Reviewed by: Upside Adelaide
Review by Ken Grady | 17 February 2021

Greg Fleet and Ian Darling’s show, The Twins, which has just started a lengthy 2021 Adelaide Fringe run in The Studio at the Holden Street Theatres proves to be, at times, an affecting autobiographical tragi-comic confessional rumination on ageing and mateship, whilst also being an occasionally uncomfortable and braggadocious acclamation of the fame and privilege that life has afforded them both – Fleet as a successful actor, comedian and author; and Darling as an accomplished multiple award-winning documentary film-maker.

The Twins is, unapologetically, a perplexing piece of theatre – not least because it often consciously draws attention to its own flaws and limitations and, in doing so, proactively defuses most of the criticisms it evokes along the way. This was one of those times where I found myself wishing I had paid more attention in university lectures to the concept of the ‘unreliable narrative voice’, as this show is certainly compelling, but hard to like or trust.

A cursory glance at both performers’ online biographies confirms that much of the material in the script is filled with seemingly indisputable ‘truths’ about both of their lives. These ‘facts’, however, are presented within a fictional, dramatic framework manipulated in such a way that the audience is often challenged directly, in true Brechtian tradition, to question the trustworthiness of the revelations we get to hear as the two old friends review and reassess all that has gone before in their lives. The play is frequently raw in its confessional quality, and the sudden switching from periods of close nostalgic camaraderie to explosive flashes of mistrust, or resurfacing hurt, or to internal and brutally honest insights openly offered into their feelings of self-doubt and insecurity that they have consistently hidden from each other – are disconcerting and, at times, disorienting.

The ‘narrative’ is broken into sections by the interruption of brief snatches of well-known Australian rock songs, mostly by now long-dead artists, and this helps to create a sense of urgency and poignancy to the exchanges. These musical bites are used diegetically in some places, but at other times not. Sometimes the lyrics of the chosen songs underpin the current action, whilst at other times they are purely used to evoke a mood and a clear sense of the passing of time. Most of the songs work in their context, but some occasionally seem narratively discordant and misplaced.

Too often the ‘acting’ of both performers comes across as clunky and unconvincing, yet confoundingly, this may or may not be deliberate, as this is most noticeable at those moments where the ‘play’ seems to deliver its most profound, universal truths about the impact that our own decisions have on those we hold most dear.

The scenario centres around these two old friends, who, by arrangement, are meeting up, possibly at Darling’s Kangaroo Valley arts lab, to workshop a possible future production of Shakespeare’s play The Comedy Of Errors – a play they had both triumphantly appeared in during their final year at secondary school at Geelong Grammar forty years earlier.
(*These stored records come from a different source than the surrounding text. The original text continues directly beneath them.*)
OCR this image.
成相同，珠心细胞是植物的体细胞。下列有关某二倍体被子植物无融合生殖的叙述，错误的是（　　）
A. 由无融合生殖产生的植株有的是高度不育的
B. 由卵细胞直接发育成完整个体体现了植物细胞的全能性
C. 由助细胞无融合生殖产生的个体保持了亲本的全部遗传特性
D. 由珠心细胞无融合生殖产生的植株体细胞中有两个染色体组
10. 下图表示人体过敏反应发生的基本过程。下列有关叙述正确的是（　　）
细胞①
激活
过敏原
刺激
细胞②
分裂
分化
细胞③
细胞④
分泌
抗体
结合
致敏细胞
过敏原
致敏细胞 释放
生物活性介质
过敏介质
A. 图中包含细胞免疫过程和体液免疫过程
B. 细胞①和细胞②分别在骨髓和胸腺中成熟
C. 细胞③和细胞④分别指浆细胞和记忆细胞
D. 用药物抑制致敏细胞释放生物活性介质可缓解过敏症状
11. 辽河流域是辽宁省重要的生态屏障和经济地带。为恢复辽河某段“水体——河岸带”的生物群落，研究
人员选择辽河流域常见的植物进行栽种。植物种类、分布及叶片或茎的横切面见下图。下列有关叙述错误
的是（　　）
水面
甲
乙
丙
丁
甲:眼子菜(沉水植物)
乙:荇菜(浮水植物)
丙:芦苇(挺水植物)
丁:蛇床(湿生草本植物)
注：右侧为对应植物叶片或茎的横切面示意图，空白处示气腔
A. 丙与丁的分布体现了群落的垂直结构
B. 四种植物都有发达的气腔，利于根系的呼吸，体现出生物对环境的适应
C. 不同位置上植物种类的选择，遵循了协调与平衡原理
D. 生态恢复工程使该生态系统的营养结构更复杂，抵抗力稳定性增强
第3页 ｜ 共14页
This now rarely performed Shakespearean comedy concerned the complicated travails of two sets of identical twins and the play’s main action revolves around multiple instances of mistaken identity, which predictably result in darkly comic chaos and confusion.
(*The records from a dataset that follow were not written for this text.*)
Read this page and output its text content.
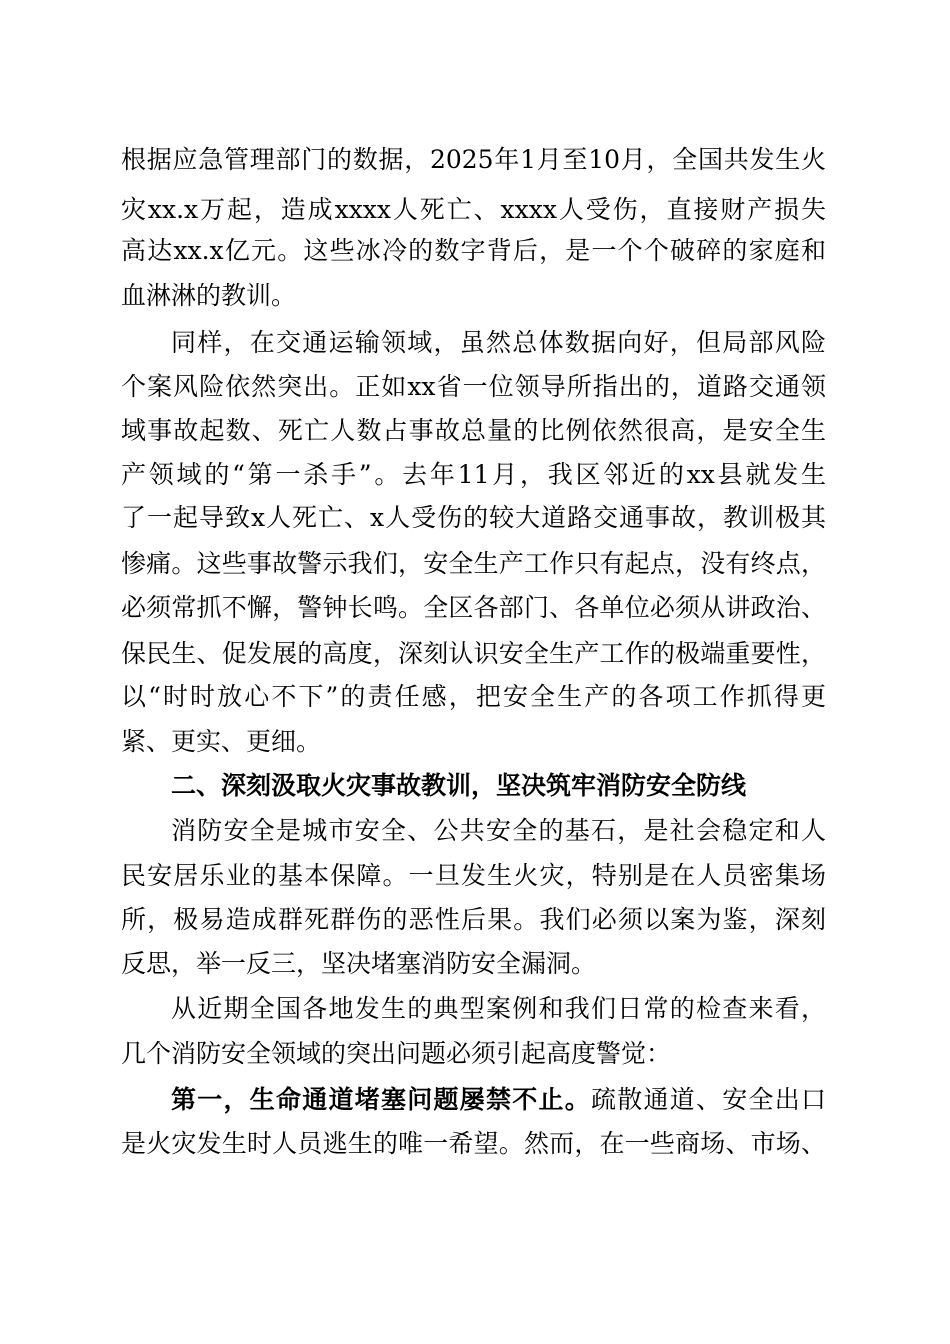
根据应急管理部门的数据，2025年1月至10月，全国共发生火
灾xx.x万起，造成xxxx人死亡、xxxx人受伤，直接财产损失
高达xx.x亿元。这些冰冷的数字背后，是一个个破碎的家庭和
血淋淋的教训。
同样，在交通运输领域，虽然总体数据向好，但局部风险
个案风险依然突出。正如xx省一位领导所指出的，道路交通领
域事故起数、死亡人数占事故总量的比例依然很高，是安全生
产领域的“第一杀手”。去年11月，我区邻近的xx县就发生
了一起导致x人死亡、x人受伤的较大道路交通事故，教训极其
惨痛。这些事故警示我们，安全生产工作只有起点，没有终点，
必须常抓不懈，警钟长鸣。全区各部门、各单位必须从讲政治、
保民生、促发展的高度，深刻认识安全生产工作的极端重要性，
以“时时放心不下”的责任感，把安全生产的各项工作抓得更
紧、更实、更细。
二、深刻汲取火灾事故教训，坚决筑牢消防安全防线
消防安全是城市安全、公共安全的基石，是社会稳定和人
民安居乐业的基本保障。一旦发生火灾，特别是在人员密集场
所，极易造成群死群伤的恶性后果。我们必须以案为鉴，深刻
反思，举一反三，坚决堵塞消防安全漏洞。
从近期全国各地发生的典型案例和我们日常的检查来看，
几个消防安全领域的突出问题必须引起高度警觉：
第一，生命通道堵塞问题屡禁不止。疏散通道、安全出口
是火灾发生时人员逃生的唯一希望。然而，在一些商场、市场、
This play obviously contains both an emotional and psychological resonance for both men as they confess to both having endured periods in their lives where they had become lost within their own ‘mistaken identities’ – compromised, and seemingly locked out of ever achieving their own dreams and ambitions. It’s a state of being for which many in the audience will readily find empathy.

The Twins could be charged with being a little too Melbourne-centric in places. Occasionally it is overly reliant on knowledge of the rarified world of Victorian private schools, and not everyone outside of Victoria would be cognisant of the significant differences between the inner suburbs of Toorak and Prahran, for instance, nor would they necessarily understand The Merry Wives Of Windsor joke.

During the performance I wrestled with the question of whether I was enjoying the experience of watching it. At times the answer was definitely no, as it felt far too self-reverential; yet there were frequent moments of surprising self-recognition and more than a few epiphanies, forcing a reappraisal of my initial gut reaction, and of some of my own life decisions too.

I left the theatre perplexed, going over many of the questions the performers raised during the show. I drove home perplexed, realising that, despite my initial reservations about The Twins and what I had taken to be the egotistical self-aggrandisement of its two stars, it had successfully communicated its intended messages about the conundrum of ageing, the value of friendship and the importance of trust.

It is the purpose and function of good theatre to force an audience into confronting and considering perspectives other than those that serve to construct our own comfort zones. As I found that I was still mulling over the issues in this play when I got home, and am still doing so now, I think that The Twins achieves its place listed under the ‘good theatre’ banner.